Ну, так вот, о боевой задаче. Нужно было срочно отремонтировать тридцать пар и сшить десять новых пар офицерских сапог для участников парада на Красной площади, в том числе пять пар для высших командиров. А что же это были за сапоги? Это были яловые, юфтевые и хромовые сапоги, изготавливались они по строгому регламенту. Вот как это описывалось в документах военного ведомства СССР того времени.
Сапоги хромовые (описание из приказа НКО СССР 1936г. №229) с поднарядом, подклейкой или сквозным футором, с внутренней подложкой, с винтовым креплением низа. Сапоги хромовые изготавливаются: голенища и переда из хромового выростка или опойка; поднаряд — из краснодубного барана, вырост из опойка, козла или конины; подпяточники — из любой кожи; подклейка или футор — из краснодубного или хромового опойка, выростка конины или козла; задний внутренней ремень — из хрома выростка или опойка.
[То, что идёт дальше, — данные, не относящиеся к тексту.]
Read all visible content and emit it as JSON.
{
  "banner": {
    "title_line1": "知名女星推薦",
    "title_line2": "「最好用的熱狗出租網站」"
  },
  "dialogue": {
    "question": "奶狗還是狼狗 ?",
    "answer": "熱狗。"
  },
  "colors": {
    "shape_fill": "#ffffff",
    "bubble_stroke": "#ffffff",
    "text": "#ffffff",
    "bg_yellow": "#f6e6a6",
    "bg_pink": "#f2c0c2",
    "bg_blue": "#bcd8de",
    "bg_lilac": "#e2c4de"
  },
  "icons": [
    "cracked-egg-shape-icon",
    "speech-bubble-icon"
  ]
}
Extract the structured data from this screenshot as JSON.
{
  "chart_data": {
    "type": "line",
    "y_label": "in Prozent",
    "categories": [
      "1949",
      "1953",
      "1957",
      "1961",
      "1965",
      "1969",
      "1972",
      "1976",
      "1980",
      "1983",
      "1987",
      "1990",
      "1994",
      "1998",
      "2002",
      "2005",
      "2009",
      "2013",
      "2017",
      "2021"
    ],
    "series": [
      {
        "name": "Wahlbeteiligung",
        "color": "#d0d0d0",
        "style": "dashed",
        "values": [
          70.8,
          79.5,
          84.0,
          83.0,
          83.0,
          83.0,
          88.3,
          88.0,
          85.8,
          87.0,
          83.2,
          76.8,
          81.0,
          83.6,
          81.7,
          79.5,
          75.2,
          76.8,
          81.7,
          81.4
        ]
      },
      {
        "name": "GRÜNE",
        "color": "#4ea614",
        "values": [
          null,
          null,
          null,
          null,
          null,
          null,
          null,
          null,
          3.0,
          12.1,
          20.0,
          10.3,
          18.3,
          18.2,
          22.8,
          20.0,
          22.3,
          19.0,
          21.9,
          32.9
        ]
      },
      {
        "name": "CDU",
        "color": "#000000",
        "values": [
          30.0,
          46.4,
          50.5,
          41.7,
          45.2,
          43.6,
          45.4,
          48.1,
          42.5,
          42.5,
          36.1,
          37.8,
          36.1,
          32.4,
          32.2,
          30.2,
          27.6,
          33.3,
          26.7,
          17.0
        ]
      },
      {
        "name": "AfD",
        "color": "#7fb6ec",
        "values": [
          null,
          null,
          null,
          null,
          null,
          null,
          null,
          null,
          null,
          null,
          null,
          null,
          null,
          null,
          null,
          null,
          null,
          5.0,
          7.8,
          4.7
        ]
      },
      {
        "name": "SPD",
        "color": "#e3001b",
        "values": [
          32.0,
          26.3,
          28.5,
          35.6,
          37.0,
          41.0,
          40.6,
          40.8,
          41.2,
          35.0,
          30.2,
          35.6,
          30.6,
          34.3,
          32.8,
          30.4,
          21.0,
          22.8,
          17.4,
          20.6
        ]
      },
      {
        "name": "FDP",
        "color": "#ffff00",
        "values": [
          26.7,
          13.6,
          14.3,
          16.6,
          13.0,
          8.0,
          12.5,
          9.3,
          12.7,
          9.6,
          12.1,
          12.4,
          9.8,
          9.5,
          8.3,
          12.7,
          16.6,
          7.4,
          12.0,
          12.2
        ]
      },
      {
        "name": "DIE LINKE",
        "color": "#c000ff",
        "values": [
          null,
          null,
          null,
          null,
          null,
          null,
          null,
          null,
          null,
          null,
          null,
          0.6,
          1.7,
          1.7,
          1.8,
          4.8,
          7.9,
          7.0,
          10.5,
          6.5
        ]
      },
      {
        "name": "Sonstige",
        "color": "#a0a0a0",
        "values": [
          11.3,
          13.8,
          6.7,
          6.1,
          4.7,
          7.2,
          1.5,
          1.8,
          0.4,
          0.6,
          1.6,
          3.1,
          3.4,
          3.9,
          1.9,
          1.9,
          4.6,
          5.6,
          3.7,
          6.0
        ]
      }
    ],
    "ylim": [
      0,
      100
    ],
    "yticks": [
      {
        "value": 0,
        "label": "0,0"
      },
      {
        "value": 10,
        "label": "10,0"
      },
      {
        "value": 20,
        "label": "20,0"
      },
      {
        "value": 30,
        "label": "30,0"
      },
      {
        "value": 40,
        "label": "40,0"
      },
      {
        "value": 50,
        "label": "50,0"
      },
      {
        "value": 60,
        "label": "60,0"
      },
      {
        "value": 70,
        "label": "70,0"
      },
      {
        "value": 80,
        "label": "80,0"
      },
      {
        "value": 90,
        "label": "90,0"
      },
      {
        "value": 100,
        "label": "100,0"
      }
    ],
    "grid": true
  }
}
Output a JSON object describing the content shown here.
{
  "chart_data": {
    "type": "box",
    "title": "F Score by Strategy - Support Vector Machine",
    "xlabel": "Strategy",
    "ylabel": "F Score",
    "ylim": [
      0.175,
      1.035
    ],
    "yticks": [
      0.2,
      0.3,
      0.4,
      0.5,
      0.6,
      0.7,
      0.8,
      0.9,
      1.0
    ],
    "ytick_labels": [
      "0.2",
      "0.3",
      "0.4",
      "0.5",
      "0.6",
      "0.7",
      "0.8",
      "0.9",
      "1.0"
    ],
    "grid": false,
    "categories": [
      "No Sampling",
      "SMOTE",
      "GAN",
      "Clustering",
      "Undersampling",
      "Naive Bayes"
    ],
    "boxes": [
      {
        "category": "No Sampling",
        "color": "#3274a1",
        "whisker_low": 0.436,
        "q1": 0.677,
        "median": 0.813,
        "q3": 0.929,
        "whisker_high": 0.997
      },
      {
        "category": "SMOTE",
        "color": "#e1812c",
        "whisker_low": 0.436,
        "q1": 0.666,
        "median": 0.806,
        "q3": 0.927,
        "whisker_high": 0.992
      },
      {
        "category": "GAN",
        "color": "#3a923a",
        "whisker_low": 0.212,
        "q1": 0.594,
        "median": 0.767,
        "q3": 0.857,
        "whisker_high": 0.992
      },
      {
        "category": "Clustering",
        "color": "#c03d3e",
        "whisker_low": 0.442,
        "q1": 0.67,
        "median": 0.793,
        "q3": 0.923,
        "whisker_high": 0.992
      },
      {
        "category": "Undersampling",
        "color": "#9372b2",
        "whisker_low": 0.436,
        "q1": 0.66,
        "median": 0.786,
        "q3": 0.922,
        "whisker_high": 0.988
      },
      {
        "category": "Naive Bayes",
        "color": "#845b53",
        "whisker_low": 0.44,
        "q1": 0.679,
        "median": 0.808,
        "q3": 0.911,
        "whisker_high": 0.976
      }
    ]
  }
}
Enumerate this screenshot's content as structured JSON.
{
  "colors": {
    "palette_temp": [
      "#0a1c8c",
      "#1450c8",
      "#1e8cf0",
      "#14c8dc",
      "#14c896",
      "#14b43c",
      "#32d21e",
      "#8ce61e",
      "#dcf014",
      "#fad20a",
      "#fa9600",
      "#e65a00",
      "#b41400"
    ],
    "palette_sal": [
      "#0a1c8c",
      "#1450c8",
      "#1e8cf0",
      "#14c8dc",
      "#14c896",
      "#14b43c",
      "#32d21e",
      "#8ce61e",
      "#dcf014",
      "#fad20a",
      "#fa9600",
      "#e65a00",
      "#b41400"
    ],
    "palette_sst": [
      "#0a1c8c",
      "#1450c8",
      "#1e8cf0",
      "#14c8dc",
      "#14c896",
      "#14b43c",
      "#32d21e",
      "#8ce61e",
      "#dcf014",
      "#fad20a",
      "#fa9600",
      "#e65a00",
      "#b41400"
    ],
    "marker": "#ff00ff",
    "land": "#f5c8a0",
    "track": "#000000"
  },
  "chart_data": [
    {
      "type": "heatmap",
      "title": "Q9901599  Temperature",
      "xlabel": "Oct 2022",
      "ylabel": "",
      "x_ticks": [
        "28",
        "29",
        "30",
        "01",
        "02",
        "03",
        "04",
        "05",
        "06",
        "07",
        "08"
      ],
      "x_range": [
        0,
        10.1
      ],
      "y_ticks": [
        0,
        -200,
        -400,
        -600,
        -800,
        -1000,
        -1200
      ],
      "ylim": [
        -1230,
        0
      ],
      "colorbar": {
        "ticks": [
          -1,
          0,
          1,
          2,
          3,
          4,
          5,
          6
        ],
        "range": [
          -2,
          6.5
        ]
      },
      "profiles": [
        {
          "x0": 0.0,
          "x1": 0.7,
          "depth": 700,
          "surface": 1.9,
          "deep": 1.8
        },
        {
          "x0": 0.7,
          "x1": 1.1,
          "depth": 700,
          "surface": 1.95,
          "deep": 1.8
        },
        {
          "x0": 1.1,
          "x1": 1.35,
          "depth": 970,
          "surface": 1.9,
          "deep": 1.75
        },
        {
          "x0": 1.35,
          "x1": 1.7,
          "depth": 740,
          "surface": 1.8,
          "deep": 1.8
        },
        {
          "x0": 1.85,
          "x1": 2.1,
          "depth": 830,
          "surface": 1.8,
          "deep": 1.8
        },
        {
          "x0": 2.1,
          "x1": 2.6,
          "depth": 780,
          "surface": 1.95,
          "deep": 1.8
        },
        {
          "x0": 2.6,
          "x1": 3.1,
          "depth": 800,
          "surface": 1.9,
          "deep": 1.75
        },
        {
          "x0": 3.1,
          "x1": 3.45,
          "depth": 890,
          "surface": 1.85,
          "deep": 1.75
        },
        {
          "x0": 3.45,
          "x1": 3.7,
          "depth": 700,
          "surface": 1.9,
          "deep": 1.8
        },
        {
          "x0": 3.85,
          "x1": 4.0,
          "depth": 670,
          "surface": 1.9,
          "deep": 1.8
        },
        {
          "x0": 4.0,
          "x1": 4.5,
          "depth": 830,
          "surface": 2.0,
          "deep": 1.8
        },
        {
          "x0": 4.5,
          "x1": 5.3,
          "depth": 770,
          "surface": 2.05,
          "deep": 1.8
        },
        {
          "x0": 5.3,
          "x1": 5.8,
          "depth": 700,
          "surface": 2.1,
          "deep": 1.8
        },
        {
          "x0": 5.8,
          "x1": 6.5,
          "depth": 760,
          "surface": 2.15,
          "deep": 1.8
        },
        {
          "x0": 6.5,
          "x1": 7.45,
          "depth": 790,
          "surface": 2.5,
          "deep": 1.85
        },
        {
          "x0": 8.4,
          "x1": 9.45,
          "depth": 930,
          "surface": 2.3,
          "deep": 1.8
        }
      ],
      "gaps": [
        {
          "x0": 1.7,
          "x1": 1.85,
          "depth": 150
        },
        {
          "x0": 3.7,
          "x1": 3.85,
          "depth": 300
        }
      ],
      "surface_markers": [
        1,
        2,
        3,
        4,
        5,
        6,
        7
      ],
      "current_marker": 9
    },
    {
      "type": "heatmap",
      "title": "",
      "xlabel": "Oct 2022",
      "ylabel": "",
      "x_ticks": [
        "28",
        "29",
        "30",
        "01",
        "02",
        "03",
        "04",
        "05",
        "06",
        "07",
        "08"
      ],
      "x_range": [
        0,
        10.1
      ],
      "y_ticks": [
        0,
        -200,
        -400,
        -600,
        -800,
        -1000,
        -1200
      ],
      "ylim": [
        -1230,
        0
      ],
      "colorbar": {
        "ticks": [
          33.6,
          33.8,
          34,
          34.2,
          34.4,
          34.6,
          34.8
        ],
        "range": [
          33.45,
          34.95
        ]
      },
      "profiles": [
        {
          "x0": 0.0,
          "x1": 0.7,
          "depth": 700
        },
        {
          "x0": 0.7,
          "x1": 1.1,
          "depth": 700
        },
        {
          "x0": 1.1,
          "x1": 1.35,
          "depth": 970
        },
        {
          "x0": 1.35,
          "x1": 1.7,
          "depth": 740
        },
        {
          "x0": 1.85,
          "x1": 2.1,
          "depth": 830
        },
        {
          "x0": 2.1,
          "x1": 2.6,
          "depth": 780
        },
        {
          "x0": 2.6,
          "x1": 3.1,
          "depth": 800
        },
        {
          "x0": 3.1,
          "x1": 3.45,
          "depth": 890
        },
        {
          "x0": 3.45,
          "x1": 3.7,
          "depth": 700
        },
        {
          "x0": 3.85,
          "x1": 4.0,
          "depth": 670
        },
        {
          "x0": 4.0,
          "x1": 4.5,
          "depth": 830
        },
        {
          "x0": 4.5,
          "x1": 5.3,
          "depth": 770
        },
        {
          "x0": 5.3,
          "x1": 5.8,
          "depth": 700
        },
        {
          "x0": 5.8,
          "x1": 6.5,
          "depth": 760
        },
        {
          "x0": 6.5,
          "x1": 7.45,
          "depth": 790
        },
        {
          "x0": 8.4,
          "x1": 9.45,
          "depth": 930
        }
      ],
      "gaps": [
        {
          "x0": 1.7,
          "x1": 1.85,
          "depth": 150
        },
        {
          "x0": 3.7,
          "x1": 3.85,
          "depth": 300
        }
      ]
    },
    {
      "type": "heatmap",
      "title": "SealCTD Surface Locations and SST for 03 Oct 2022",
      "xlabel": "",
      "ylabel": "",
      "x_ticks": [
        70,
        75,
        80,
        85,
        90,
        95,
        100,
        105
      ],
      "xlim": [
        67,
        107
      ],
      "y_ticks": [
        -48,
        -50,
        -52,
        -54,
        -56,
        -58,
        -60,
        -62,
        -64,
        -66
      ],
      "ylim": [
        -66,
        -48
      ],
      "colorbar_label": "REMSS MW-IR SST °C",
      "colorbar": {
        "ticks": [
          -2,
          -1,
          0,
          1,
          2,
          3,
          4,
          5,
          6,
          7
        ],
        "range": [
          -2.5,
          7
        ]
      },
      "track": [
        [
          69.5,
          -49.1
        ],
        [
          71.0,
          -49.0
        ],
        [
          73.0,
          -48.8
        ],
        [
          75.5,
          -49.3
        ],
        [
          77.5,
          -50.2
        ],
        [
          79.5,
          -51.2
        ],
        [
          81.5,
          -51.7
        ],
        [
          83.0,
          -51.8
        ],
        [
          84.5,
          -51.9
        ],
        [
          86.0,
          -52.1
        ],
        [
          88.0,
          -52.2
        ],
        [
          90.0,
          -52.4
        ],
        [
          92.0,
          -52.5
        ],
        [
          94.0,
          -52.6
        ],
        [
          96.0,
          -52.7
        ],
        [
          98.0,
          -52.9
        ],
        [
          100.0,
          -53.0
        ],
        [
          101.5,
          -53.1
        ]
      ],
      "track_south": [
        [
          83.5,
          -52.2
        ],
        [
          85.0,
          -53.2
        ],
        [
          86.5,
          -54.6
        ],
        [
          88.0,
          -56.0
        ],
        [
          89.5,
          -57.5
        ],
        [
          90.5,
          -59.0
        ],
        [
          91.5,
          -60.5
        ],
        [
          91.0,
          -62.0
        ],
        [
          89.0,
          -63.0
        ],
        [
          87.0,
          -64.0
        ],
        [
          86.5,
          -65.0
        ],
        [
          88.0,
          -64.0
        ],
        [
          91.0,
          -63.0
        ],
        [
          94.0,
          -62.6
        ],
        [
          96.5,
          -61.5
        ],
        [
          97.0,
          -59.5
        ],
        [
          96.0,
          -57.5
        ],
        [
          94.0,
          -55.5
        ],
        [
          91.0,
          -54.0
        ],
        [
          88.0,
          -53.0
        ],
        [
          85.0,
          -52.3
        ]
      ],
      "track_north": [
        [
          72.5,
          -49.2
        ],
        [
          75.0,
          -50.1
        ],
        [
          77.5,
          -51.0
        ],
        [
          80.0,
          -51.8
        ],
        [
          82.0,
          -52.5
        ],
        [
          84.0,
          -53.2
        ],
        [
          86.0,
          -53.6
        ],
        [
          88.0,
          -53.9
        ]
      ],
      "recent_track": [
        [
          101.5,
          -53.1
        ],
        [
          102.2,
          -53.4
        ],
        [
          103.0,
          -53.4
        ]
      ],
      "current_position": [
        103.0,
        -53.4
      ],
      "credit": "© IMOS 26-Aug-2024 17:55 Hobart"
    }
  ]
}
Низ кожаный, подошва из подошвенной кожи растительного дубления, подложка (внутренняя) из краснодубной подошвенной кожи, задники кожаные из краснодубной подошвенной кожи; мягкий пласт из стелечной кожи; каблуки из кожанина; набойки кожаные.

Каким-то удивительным закоулком памяти я вспомнил упоминавшуюся в разговоре отца с его фронтовым другом фамилию одного из участников парада, а именно – командира 332-й дивизии им.М.В.Фрунзе полковника Серебрякова. Это был храбрый воин и командир, погибший в наступательном бою в апреле 1942 года. А я так и не сумел вспомнить, по какой причине упоминался этот офицер. Видимо, папин собеседник служил под его началом и, кажется, сам был участником того парада. Но это не точно, а что абсолютно точно, так это то, что они вместе с отцом воевали после Победы над Германией в Маньчжурии - против японского милитаризма, как тогда говорилось. Потом вместе служили в погранвойсках на острове Сахалин и расстались только в 1950-м году.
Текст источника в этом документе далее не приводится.